Akan tetapi, seiring dengan peningkatan jumlah akademik profesional
serta pembentukan cabang ilmu pengetahuan yang baru sekitar abad ke-19 dan 20,
terdapat pula informasi sejarah baru. Arkeologi,
antropologi,
dan cabang-cabang ilmu sosial lainnya terus memberikan informasi yang baru,
serta menawarkan teori-teori baru tentang sejarah manusia. Banyak ahli sejarah
yang bertanya: apakah cabang-cabang ilmu pengetahuan ini termasuk dalam ilmu
sejarah, karena penelitian yang dilakukan tidak semata-mata atas catatan
tertulis? Sebuah istilah baru, yaitu nirleka,
dikemukakan. Istilah "prasejarah" digunakan untuk mengelompokkan
cabang ilmu pengetahuan yang meneliti periode sebelum ditemukannya catatan
sejarah tertulis.
Pada abad ke-20, pemisahan antara
sejarah dan prasejarah mempersulit penelitian. Ahli sejarah waktu itu mencoba
meneliti lebih dar sekadar narasi sejarah politik yang biasa mereka gunakan.
Mereka mencoba meneliti menggunakan pendekatan baru, seperti pendekatan sejarah
ekonomi, sosial, dan budaya. Semuanya membutuhkan bermacam-macam sumber. Di
samping itu, ahli prasejarah seperti Vere
Gordon Childe menggunakan arkeologi untuk
menjelaskan banyak kejadian-kejadian penting di tempat-tempat yang biasanya
termasuk dalam lingkup sejarah (dan bukan prasejarah murni).

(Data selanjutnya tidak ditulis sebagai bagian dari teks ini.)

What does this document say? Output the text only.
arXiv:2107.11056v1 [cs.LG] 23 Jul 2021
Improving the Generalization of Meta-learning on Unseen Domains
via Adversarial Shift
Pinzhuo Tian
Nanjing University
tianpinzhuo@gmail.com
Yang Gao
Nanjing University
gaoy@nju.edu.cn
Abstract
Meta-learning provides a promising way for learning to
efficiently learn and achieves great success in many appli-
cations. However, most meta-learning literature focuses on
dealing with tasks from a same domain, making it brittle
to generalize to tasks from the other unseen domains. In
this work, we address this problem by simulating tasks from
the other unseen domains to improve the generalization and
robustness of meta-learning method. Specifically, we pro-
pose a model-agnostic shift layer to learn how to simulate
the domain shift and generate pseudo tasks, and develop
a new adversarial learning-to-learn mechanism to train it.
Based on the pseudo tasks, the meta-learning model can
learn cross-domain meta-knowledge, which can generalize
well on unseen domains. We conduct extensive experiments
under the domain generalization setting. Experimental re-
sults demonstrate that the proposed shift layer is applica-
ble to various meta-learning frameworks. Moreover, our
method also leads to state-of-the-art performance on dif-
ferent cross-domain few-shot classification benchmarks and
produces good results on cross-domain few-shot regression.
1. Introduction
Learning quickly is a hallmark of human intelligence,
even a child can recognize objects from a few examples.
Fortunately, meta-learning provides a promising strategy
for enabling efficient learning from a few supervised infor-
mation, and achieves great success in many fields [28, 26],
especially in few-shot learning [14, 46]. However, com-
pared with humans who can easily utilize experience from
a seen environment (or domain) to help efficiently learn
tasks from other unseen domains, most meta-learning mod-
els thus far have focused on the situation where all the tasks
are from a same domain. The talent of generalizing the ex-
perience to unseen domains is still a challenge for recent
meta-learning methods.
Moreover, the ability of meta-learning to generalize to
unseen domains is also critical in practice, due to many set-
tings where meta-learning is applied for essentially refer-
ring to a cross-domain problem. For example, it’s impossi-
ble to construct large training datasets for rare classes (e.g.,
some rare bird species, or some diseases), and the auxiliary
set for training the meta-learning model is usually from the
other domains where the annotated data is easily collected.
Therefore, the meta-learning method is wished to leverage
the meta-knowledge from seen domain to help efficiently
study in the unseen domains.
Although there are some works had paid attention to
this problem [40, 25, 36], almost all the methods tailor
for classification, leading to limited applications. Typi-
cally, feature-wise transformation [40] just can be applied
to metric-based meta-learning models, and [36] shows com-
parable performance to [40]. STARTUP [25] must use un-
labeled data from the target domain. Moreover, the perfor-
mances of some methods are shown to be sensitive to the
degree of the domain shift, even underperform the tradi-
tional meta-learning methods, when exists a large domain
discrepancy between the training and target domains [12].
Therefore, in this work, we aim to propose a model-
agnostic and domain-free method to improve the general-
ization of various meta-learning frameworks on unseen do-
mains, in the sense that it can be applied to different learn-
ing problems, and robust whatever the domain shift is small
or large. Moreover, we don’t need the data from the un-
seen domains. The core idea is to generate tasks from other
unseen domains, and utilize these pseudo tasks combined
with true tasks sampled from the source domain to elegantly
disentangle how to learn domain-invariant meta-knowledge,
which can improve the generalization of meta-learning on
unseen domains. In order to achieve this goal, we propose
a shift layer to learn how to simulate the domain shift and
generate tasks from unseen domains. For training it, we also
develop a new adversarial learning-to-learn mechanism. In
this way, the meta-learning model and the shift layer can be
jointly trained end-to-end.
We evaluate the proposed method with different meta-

Pemisahan seperti
ini juga dikritik karena mengesampingkan beberapa peradaban, seperti yang
ditemukan di Afrika Sub-Sahara dan di Amerika sebelum
kedatangan Columbus.
Akhirnya, secara perlahan-lahan
selama beberapa dekade belakangan ini, pemisahan antara sejarah dan prasejarah
sebagian besar telah dihilangkan.
Sekarang, tidak ada yang tahu pasti
kapan sejarah dimulai. Secara umum sejarah diketahui sebagai ilmu yang
mempelajari apa saja yang diketahui tentang masa lalu umat manusia (walau sudah
hampir tidak ada pemisahan antara sejarah dan prasejarah, ada bidang ilmu
pengetahuan baru yang dikenal dengan Sejarah
Besar). Kini sumber-sumber apa saja yang
dapat digunakan untuk mengetahui tentang sesuatu yang terjadi pada masa lampau
(misalnya: sejarah penceritaan, linguistik,
genetika, dan
lain-lain), diterima sebagai sumber yang sah oleh kebanyakan ahli sejarah.
[sunting] Historiografi
Artikel
utama untuk bagian ini adalah: Historiografi
Historiografi adalah ilmu yang
meneliti dan mengurai informasi sejarah berdasarkan sistem kepercayaan dan filsafat. Walau
tentunya terdapat beberapa bias (pendapat subjektif) yang hakiki dalam semua
penelitian yang bersifat historis (salah satu yang paling besar di antaranya
adalah subjektivitas nasional), sejarah dapat dipelajari dari sudut pandang ideologis,
misalnya: historiografi Marxisme.
Ada pula satu bentuk pengandaian
sejarah (spekulasi mengenai sejarah) yang dikenal dengan sebutan "sejarah
virtual" atau "sejarah kontra-faktual" (yaitu: cerita sejarah
yang berlawanan -- atau kontra -- dengan fakta yang ada). Ada beberapa ahli
sejarah yang menggunakan cara ini untuk mempelajari dan menjelajahi
kemungkinan-kemungkinan yang ada apabila suatu kejadian tidak berlangsung atau
malah sebaliknya berlangsung. Hal ini mirip dengan jenis cerita fiksi sejarah
alternatif.
[sunting] Metode kajian sejarah
Ahli-ahli sejarah terkemuka yang
membantu mengembangkan metode kajian sejarah antara lain: Leopold
von Ranke, Lewis
Bernstein Namier, Geoffrey
Rudolf Elton, G.
M. Trevelyan, dan A.
J. P. Taylor. Pada tahun 1960an, para ahli
sejarah mulai meninggalkan narasi
sejarah yang bersifat epik nasionalistik,
dan memilih menggunakan narasi kronologis yang lebih realistik.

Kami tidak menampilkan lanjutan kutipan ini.